Costs Tough As Nails to Cut
By JAMES QUIRK, STAFF WRITER
Commercial builders and project managers already scrambling to adapt to high steel prices from three years ago are bracing themselves for a predicted 25 percent cost increase in 2008.
North Jersey construction and project-management companies are placing more emphasis on cost-control measures, and more projects are being reconfigured in the design phases to keep them within budget.
"Projects now are more expensive to construct," said Obi Agudosi, senior vice president and principal of DMR Architects, a Hasbrouck Heights-based firm that has designed and constructed public buildings in Bergen County.
"We find ourselves designing projects, and when the numbers come back after review, the cost is too high. So we try to reduce costs, but in some cases the client is just not able to implement the project. Because steel is the fundamental of most projects, you can’t just value-engineer it."
The price of nearly every type of steel more than doubled in the U.S. in 2004, which has increased the construction costs of most projects that use the metal. In New Jersey, this has boosted the costs of schools and slowed the construction of office buildings.
In 2004, hot-rolled steel, used to produce sheet metal, shot to a peak of $780 per metric ton. It has since fallen to the current price of $510, Charles Bradford, a metals analyst for New York- based Bradford Research Inc., said. But the price for other types of steel, such as the steel beams used in most office construction projects, as well as steel plates, has not diminished significantly, he said.
Two years ago, the average cost for DMR to install a ton of steel was $2,500, Agudosi said.

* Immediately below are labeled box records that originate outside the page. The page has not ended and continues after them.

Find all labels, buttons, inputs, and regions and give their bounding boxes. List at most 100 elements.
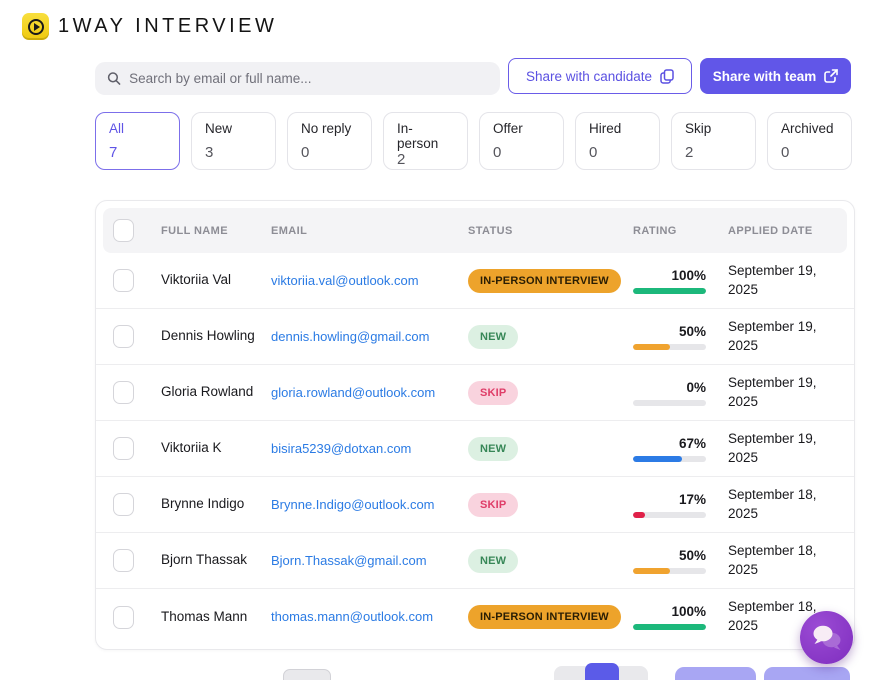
- candidate-name: Dennis Howling: [161, 327, 257, 346]
- tab-count: 0: [781, 144, 838, 161]
- rating-percent: 100%: [633, 604, 706, 619]
- rating-percent: 50%: [633, 324, 706, 339]
- row-checkbox[interactable]: [113, 549, 134, 572]
- status-badge: NEW: [468, 325, 518, 349]
- status-badge: NEW: [468, 549, 518, 573]
- rating-percent: 17%: [633, 492, 706, 507]
- tab-label: New: [205, 121, 262, 136]
- table-row[interactable]: Bjorn Thassak Bjorn.Thassak@gmail.com NE…: [96, 533, 854, 589]
- candidate-name: Viktoriia Val: [161, 271, 257, 290]
- applied-date: September 18, 2025: [728, 542, 840, 580]
- tab-count: 0: [493, 144, 550, 161]
- tab-hired[interactable]: Hired 0: [575, 112, 660, 170]
- tab-archived[interactable]: Archived 0: [767, 112, 852, 170]
- chat-bubbles-icon: [811, 623, 843, 653]
- candidate-name: Bjorn Thassak: [161, 551, 257, 570]
- candidate-name: Thomas Mann: [161, 608, 257, 627]
- search-input[interactable]: [129, 71, 488, 86]
- tab-label: Skip: [685, 121, 742, 136]
- tab-in-person[interactable]: In-person 2: [383, 112, 468, 170]
- rating-percent: 0%: [633, 380, 706, 395]
- tab-count: 0: [301, 144, 358, 161]
- status-badge: IN-PERSON INTERVIEW: [468, 605, 621, 629]
- applied-date: September 19, 2025: [728, 374, 840, 412]
- candidate-email-link[interactable]: Brynne.Indigo@outlook.com: [271, 497, 435, 512]
- row-checkbox[interactable]: [113, 325, 134, 348]
- brand: 1WAY INTERVIEW: [22, 13, 277, 40]
- rating-bar: [633, 512, 706, 518]
- share-with-team-button[interactable]: Share with team: [700, 58, 851, 94]
- page: 1WAY INTERVIEW Share with candidate Shar…: [0, 0, 891, 680]
- status-badge: IN-PERSON INTERVIEW: [468, 269, 621, 293]
- row-checkbox[interactable]: [113, 381, 134, 404]
- applied-date: September 19, 2025: [728, 262, 840, 300]
- bottom-action-button-partial[interactable]: [675, 667, 756, 680]
- rating-bar: [633, 344, 706, 350]
- column-header-full-name: FULL NAME: [161, 225, 257, 237]
- column-header-rating: RATING: [633, 225, 706, 237]
- row-checkbox[interactable]: [113, 606, 134, 629]
- row-checkbox[interactable]: [113, 437, 134, 460]
- table-row[interactable]: Brynne Indigo Brynne.Indigo@outlook.com …: [96, 477, 854, 533]
- tab-label: Archived: [781, 121, 838, 136]
- candidates-table: FULL NAME EMAIL STATUS RATING APPLIED DA…: [95, 200, 855, 650]
- play-icon: [28, 19, 44, 35]
- candidate-email-link[interactable]: viktoriia.val@outlook.com: [271, 273, 419, 288]
- tab-label: In-person: [397, 121, 454, 151]
- column-header-status: STATUS: [468, 225, 628, 237]
- rating-bar: [633, 400, 706, 406]
- tab-label: No reply: [301, 121, 358, 136]
- row-checkbox[interactable]: [113, 269, 134, 292]
- table-row[interactable]: Dennis Howling dennis.howling@gmail.com …: [96, 309, 854, 365]
- candidate-email-link[interactable]: gloria.rowland@outlook.com: [271, 385, 435, 400]
- app-title: 1WAY INTERVIEW: [58, 15, 277, 38]
- pagination-current-page-partial[interactable]: [585, 663, 619, 680]
- share-with-team-label: Share with team: [713, 69, 817, 84]
- tab-skip[interactable]: Skip 2: [671, 112, 756, 170]
- rating-percent: 100%: [633, 268, 706, 283]
- table-row[interactable]: Viktoriia Val viktoriia.val@outlook.com …: [96, 253, 854, 309]
- tab-count: 2: [685, 144, 742, 161]
- candidate-name: Viktoriia K: [161, 439, 257, 458]
- share-with-candidate-button[interactable]: Share with candidate: [508, 58, 692, 94]
- candidate-email-link[interactable]: dennis.howling@gmail.com: [271, 329, 429, 344]
- rating-bar: [633, 624, 706, 630]
- filter-tabs: All 7 New 3 No reply 0 In-person 2 Offer…: [95, 112, 852, 170]
- copy-icon: [660, 69, 674, 84]
- table-row[interactable]: Viktoriia K bisira5239@dotxan.com NEW 67…: [96, 421, 854, 477]
- applied-date: September 19, 2025: [728, 430, 840, 468]
- bottom-button-partial[interactable]: [283, 669, 331, 680]
- table-row[interactable]: Gloria Rowland gloria.rowland@outlook.co…: [96, 365, 854, 421]
- search-icon: [107, 71, 121, 86]
- candidate-email-link[interactable]: bisira5239@dotxan.com: [271, 441, 411, 456]
- candidate-email-link[interactable]: thomas.mann@outlook.com: [271, 609, 433, 624]
- bottom-action-button-partial[interactable]: [764, 667, 850, 680]
- tab-label: Hired: [589, 121, 646, 136]
- tab-new[interactable]: New 3: [191, 112, 276, 170]
- candidate-email-link[interactable]: Bjorn.Thassak@gmail.com: [271, 553, 427, 568]
- tab-count: 0: [589, 144, 646, 161]
- rating-percent: 50%: [633, 548, 706, 563]
- select-all-checkbox[interactable]: [113, 219, 134, 242]
- table-row[interactable]: Thomas Mann thomas.mann@outlook.com IN-P…: [96, 589, 854, 645]
- tab-count: 3: [205, 144, 262, 161]
- candidate-name: Brynne Indigo: [161, 495, 257, 514]
- candidate-name: Gloria Rowland: [161, 383, 257, 402]
- pagination-partial[interactable]: [554, 666, 648, 680]
- tab-all[interactable]: All 7: [95, 112, 180, 170]
- tab-label: All: [109, 121, 166, 136]
- status-badge: SKIP: [468, 493, 518, 517]
- applied-date: September 19, 2025: [728, 318, 840, 356]
- app-logo-icon: [22, 13, 49, 40]
- rating-bar: [633, 288, 706, 294]
- rating-bar: [633, 456, 706, 462]
- rating-percent: 67%: [633, 436, 706, 451]
- row-checkbox[interactable]: [113, 493, 134, 516]
- tab-offer[interactable]: Offer 0: [479, 112, 564, 170]
- chat-widget-button[interactable]: [800, 611, 853, 664]
- applied-date: September 18, 2025: [728, 486, 840, 524]
- tab-count: 2: [397, 151, 454, 168]
- status-badge: NEW: [468, 437, 518, 461]
- tab-no-reply[interactable]: No reply 0: [287, 112, 372, 170]
- search-bar[interactable]: [95, 62, 500, 95]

Now the cost is between $3,500 and $3,800.
Building boom
A massive building boom in the Middle East and China has driven up the demand for steel, and slowed the supply in the U.S., Bradford said.
Demand for iron ore will rise by as much as 55 million metric tons in each of the next three to four years, said Paul Gray, an analyst for Goldman Sachs & Co. As China, the world’s fastest- growing major economy, consumes more of the steel it would have previously exported, steel prices worldwide will increase.
The $200 million mixed-use Center City project in Paterson has one of the largest current steel orders in North Jersey with about 4,000 tons of steel slated to be used, said Nick Tsapatsaris, principal of Ridgewood-based Center City Partners LLC. Tsapatsaris said he believes he avoided the biggest surge in steel prices by purchasing in bulk from a Canadian buyer within the last 12 months, as costs retreated from the highs of 2004.
If he were to build a project as large as Center City next year, Tsapatsaris said, he would carefully "value-engineer" his project to substitute other materials, such as wood, concrete or various composites, where possible.
Few alternatives
To cut costs, many residential home builders are shifting away from steel where they can, and using various forms of concrete, said Ronald H. Schmidt, president and chief executive officer of the Englewood-based architecture and project management firm Ronald Schmidt & Associates.
This is not always practical or possible for many commercial buildings, nor is it necessarily cheaper, as concrete structures still require steel reinforcement, said Tsapatsaris.
"Steel is really the only way we build today," Schmidt said. "Concrete is only used in specific projects, such as apartment buildings. Steel commercially is used in 90 percent of our projects."
Similar to DMR, half of the buildings that Schmidt’s company constructs are public, such as school and hospital expansions. Because public projects almost always have tightly defined budgets, the possibility of a renewed increase in the cost of steel presents a vexing problem to many commercial real estate businesses, Schmidt said.
"I don’t think the industry has figured out what to do yet," he said. "The clients have to understand it’s going to cost them more."